Say we are given two random variables $X$ and $Y$ that can take the values of ${a,b}$ only. X~Bern(p) is given and also the conditional probabilities $P(Y=a|X=a)$ and $P(Y=b|X=b)$. I am trying to find $H(Y)$ but only know so far $H(X,Y)$ and $H(Y|X)$. If the two random variables are independent (which is not stated in the problem), I could say that $H(Y|X)=H(Y)$ but there it is not stated that they are independent. There are no other infos given, Y~Bern(p) is not given. I could use this:
$$H(Y,X) = H(Y) + H(X|Y)$$
But the problem is I don't know that $H(X|Y$) is either, neither $H(Y,X)$. Are there relationships that I am not aware of that would help me solve this?
Forget the relationships, and work it out directly. In information theory, there are many formulae between the basic concepts but most are simply definition chases, with use of the law of total probability or other elementary ideas. They can help you out in some cases, but going back to the initial definitions will not slow you down too much.

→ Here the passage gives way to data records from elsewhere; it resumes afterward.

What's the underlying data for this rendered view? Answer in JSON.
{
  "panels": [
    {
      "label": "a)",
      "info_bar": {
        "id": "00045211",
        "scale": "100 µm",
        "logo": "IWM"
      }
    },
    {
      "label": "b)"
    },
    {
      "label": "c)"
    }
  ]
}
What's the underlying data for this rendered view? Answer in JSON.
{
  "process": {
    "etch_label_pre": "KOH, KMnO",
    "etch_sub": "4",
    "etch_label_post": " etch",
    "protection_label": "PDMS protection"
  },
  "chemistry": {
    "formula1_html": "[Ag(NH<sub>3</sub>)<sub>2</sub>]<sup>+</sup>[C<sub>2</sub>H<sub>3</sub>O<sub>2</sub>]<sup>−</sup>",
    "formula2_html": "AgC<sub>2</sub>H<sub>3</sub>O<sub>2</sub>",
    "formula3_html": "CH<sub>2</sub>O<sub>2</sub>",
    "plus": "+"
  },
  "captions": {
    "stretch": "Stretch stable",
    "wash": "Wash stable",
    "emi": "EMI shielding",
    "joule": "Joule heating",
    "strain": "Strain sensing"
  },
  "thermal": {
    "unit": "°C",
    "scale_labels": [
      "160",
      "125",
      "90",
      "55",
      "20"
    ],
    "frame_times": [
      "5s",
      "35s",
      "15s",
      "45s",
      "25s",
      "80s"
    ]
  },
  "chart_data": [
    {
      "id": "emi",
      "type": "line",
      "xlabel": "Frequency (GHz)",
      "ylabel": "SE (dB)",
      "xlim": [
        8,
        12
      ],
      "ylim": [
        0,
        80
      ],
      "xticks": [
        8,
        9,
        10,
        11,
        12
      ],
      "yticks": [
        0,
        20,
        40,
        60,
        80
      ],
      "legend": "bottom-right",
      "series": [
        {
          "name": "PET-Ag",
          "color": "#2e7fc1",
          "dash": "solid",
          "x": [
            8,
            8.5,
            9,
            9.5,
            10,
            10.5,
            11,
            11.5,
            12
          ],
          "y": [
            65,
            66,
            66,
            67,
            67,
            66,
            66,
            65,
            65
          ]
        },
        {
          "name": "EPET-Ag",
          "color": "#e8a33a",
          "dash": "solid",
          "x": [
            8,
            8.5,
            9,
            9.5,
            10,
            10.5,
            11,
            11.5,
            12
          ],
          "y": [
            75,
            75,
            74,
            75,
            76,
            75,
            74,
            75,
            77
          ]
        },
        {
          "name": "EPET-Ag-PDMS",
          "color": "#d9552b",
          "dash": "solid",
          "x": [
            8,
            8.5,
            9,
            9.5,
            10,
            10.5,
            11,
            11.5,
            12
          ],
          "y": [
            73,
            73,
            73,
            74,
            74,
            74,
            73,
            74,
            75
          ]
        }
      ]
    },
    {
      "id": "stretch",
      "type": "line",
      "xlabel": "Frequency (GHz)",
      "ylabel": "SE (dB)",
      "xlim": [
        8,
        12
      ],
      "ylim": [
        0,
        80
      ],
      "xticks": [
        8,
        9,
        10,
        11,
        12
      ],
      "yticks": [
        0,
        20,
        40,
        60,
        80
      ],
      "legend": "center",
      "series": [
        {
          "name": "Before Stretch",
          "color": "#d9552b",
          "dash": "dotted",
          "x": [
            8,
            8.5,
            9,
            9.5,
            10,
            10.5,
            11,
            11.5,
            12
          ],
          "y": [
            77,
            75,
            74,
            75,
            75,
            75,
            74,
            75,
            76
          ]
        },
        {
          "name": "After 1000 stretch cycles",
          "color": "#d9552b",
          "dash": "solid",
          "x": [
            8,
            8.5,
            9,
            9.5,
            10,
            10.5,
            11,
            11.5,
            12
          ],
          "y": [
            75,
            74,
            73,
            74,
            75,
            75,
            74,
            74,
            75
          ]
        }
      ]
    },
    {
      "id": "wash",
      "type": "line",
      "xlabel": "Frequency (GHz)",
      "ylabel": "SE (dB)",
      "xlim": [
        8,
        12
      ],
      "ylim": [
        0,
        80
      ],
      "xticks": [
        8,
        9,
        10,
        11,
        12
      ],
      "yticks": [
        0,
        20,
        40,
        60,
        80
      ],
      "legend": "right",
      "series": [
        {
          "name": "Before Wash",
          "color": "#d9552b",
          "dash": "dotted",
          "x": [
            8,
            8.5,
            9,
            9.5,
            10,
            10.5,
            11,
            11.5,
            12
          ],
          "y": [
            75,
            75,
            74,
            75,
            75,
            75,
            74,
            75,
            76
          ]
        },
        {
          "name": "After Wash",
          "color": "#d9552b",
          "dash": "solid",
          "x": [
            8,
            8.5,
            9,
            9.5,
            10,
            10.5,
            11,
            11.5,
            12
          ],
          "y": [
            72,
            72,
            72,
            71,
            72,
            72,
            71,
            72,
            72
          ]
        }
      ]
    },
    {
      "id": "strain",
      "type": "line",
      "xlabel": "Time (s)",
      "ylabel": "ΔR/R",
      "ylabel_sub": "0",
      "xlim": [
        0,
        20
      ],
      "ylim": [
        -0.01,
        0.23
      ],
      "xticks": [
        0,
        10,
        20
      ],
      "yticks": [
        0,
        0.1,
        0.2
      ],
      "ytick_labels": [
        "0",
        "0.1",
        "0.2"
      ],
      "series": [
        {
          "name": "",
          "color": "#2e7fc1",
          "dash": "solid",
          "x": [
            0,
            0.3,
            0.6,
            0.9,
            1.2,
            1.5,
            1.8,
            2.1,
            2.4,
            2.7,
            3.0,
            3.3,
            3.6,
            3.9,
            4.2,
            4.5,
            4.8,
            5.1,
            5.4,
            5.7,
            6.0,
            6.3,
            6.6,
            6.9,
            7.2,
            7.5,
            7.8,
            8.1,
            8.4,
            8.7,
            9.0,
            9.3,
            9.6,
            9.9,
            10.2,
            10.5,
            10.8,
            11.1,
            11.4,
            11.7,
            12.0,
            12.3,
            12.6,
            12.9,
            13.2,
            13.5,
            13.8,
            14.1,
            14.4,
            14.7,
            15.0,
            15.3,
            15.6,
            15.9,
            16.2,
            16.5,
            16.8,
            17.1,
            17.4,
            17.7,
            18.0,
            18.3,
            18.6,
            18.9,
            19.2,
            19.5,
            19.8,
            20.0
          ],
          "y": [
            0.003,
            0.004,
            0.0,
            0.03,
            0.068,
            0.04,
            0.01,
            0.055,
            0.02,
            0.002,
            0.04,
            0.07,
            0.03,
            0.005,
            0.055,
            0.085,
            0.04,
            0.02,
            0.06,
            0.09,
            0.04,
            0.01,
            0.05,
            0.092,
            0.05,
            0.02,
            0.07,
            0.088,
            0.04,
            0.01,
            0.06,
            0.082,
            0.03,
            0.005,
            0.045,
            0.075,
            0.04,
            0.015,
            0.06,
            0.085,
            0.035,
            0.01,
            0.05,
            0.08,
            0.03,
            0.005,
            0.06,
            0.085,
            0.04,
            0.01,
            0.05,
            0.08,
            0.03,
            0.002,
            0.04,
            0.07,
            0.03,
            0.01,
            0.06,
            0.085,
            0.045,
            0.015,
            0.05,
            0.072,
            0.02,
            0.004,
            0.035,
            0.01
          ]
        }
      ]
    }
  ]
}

Let $t:=\mathbb{P}(Y=a)$. Then $$\begin{align}H(Y)&=-\sum_x \mathbb{P}(Y=x)\log \mathbb{P}(Y=x)\\ &= -(\mathbb{P}(Y=a)\log \mathbb{P}(Y=a)+\mathbb{P}(Y=b)\log \mathbb{P}(Y=b))\\ &=-(t\log t+(1-t)\log (1-t))\end{align}$$
So we just need to work out what $t$ is, and then we can plug it in. You might notice that $a,b$ are not really relevant: entropy does not take into account what the values are, only how likely they are. The expression above has a name, the binary entropy function (a function of $t\in [0,1]$), and it's the entropy of a Bernoulli random variable (which by convention only takes values $0$ or $1$).
$$ t=\mathbb{P}(X=a)\mathbb{P}(Y=a|X=a)+\mathbb{P}(X=b)\mathbb{P}(Y=a|X=b)$$
This is the law of total expectation. You already know $\mathbb{P}(X=a)=p$ and $\mathbb{P}(X=b)=1-p$, and are given the value of $\mathbb{P}(Y=a|X=a)$.
That only leaves us to work out $\mathbb{P}(Y=a|X=b)$, but $Y=a$ is the same thing as $Y\neq b$ (as $Y$ can only take the values $a,b$), so $\mathbb{P}(Y=a|X=b)=1-\mathbb{P}(Y=b|X=b)$ and you are given $\mathbb{P}(Y=b|X=b)$ as well.